As Lorraine Minnite and long-time DSAer Frances Fox Piven argue in”Why the Democrats and Movements Need Each Other” (In These Times, October 17, 2017), if social movements grow among constituencies that traditionally vote Democratic, then some Democratic politicians will respond by moving to the left. DSA understands that electing a Democratic Congress and president won’t guarantee radical reform (see the Obama administration). But it also understands that it would improve the chances of democratic socialist movements to win progressive reforms. It’s no accident that single-payer is on the state agenda in two of the “bluest” states—California and New York.
Coalition-building
Why build a socialist presence within a broader left? Any reform that will redistribute power and wealth from corporate America to the working class will be militantly opposed by capital. As the movement for single-payer strengthens, we will witness more overt red-baiting of the program (after all, the ACA was and still is subject to such attacks). The Sanders campaign demonstrates how legitimizing the term “socialism” expands political possibilities. As DSA’s legitimacy grows, we’ll both be able to elect open socialists at the local and state level and to increase our weight within progressive coalitions fighting for meaningful reforms. Ultimately those reforms, even if won, will be weakened by pressure from those who control investment—corporate elites. Thus short-term struggles, such as M4A, which aim to socialize a part of the corporate economy, illustrate the possibilities of a more robust economic democracy.
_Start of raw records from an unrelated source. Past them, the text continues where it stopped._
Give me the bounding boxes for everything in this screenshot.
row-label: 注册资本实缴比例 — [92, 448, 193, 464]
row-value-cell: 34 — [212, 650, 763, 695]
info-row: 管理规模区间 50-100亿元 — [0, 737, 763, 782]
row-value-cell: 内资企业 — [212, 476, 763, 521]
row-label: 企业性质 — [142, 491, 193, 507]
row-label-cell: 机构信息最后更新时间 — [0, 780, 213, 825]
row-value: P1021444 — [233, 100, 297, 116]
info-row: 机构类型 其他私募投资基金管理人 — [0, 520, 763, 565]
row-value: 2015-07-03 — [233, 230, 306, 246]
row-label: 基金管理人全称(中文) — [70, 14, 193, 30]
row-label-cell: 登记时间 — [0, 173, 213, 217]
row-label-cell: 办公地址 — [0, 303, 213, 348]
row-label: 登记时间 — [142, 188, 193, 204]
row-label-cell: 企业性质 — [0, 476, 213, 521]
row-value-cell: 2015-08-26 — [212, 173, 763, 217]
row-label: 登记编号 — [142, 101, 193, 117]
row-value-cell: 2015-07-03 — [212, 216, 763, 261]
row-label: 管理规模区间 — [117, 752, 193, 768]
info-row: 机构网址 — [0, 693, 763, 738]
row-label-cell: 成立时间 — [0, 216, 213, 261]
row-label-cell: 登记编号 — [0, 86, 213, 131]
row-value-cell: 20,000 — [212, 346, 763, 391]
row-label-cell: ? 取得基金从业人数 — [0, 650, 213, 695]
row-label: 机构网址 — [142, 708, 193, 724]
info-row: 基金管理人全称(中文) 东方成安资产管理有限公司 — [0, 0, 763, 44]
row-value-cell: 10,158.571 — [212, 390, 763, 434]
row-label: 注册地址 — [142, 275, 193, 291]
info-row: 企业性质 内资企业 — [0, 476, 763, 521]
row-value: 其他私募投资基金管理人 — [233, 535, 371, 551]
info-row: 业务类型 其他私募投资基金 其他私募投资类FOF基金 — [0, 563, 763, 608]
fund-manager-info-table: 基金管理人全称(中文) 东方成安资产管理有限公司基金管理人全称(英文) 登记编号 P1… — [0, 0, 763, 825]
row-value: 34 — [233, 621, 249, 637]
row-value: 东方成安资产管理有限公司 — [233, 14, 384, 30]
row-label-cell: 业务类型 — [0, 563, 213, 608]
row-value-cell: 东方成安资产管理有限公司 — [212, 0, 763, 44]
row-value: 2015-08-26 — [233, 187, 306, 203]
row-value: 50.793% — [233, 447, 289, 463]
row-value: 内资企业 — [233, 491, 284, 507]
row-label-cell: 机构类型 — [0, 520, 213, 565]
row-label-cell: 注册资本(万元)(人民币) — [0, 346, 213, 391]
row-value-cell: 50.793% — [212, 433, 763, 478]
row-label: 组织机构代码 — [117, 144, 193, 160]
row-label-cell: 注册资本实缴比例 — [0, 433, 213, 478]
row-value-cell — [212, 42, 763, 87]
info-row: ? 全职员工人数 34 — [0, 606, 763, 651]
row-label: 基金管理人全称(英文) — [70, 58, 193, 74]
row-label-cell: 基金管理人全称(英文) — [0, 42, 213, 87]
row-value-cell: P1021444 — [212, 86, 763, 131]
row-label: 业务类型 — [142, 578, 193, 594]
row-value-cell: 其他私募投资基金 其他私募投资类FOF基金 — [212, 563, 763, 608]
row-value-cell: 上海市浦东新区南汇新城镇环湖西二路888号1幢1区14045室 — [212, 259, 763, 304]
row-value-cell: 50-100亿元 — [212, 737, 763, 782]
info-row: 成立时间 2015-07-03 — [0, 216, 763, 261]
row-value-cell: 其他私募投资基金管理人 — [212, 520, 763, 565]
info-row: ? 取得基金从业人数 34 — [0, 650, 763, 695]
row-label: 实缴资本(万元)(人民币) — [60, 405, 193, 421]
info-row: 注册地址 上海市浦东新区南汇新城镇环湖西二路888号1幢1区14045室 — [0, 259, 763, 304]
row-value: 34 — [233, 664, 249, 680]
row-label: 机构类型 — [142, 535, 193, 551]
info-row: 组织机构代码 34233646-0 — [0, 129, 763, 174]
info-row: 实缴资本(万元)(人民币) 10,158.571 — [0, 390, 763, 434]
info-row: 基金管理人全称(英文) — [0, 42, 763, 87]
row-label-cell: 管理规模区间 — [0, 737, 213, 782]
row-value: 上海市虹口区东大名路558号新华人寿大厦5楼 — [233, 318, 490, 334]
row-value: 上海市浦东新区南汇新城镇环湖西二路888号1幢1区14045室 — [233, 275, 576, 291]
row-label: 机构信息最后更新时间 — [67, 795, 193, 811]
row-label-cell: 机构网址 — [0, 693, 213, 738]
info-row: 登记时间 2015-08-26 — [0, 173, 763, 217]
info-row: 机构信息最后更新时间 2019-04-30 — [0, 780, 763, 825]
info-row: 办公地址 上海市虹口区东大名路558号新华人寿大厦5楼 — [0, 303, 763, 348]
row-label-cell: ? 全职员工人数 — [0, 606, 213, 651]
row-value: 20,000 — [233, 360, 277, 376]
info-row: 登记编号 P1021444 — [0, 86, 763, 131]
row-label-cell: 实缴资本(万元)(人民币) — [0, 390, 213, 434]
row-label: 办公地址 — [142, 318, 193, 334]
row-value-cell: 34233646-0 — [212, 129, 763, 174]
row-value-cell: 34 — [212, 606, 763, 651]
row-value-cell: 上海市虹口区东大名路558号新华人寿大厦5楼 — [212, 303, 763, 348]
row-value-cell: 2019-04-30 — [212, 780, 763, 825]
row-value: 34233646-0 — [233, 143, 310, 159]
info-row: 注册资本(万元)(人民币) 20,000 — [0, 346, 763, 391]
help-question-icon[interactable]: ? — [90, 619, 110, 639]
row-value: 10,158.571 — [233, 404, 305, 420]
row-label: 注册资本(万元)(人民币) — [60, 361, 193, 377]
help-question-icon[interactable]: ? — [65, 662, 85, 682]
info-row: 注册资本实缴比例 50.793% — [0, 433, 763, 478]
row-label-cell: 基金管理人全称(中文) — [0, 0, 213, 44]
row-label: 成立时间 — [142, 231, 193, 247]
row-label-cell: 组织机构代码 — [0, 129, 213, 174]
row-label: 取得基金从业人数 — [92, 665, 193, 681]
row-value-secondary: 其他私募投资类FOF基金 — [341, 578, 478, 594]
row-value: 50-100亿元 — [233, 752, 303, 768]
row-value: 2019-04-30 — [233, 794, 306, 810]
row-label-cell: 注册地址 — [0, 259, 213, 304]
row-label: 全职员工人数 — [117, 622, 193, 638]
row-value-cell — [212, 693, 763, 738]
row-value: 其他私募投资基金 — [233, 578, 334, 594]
Opponents who worry that single-payer might be the slippery slope toward socialism could be right, if we continue to build a more vibrant political presence for DSA at both the grassroots and national levels. Our five-fold growth over the past two years makes such a reality possible, but only if we choose our battles with care and marshal our scarce national and chapter resources intelligently.
Joseph M. Schwartz is a member of DSA’s National Political Committee and a professor of political science at Temple University. He is the author of The Permanence of the Political and The Future of Democratic Equality.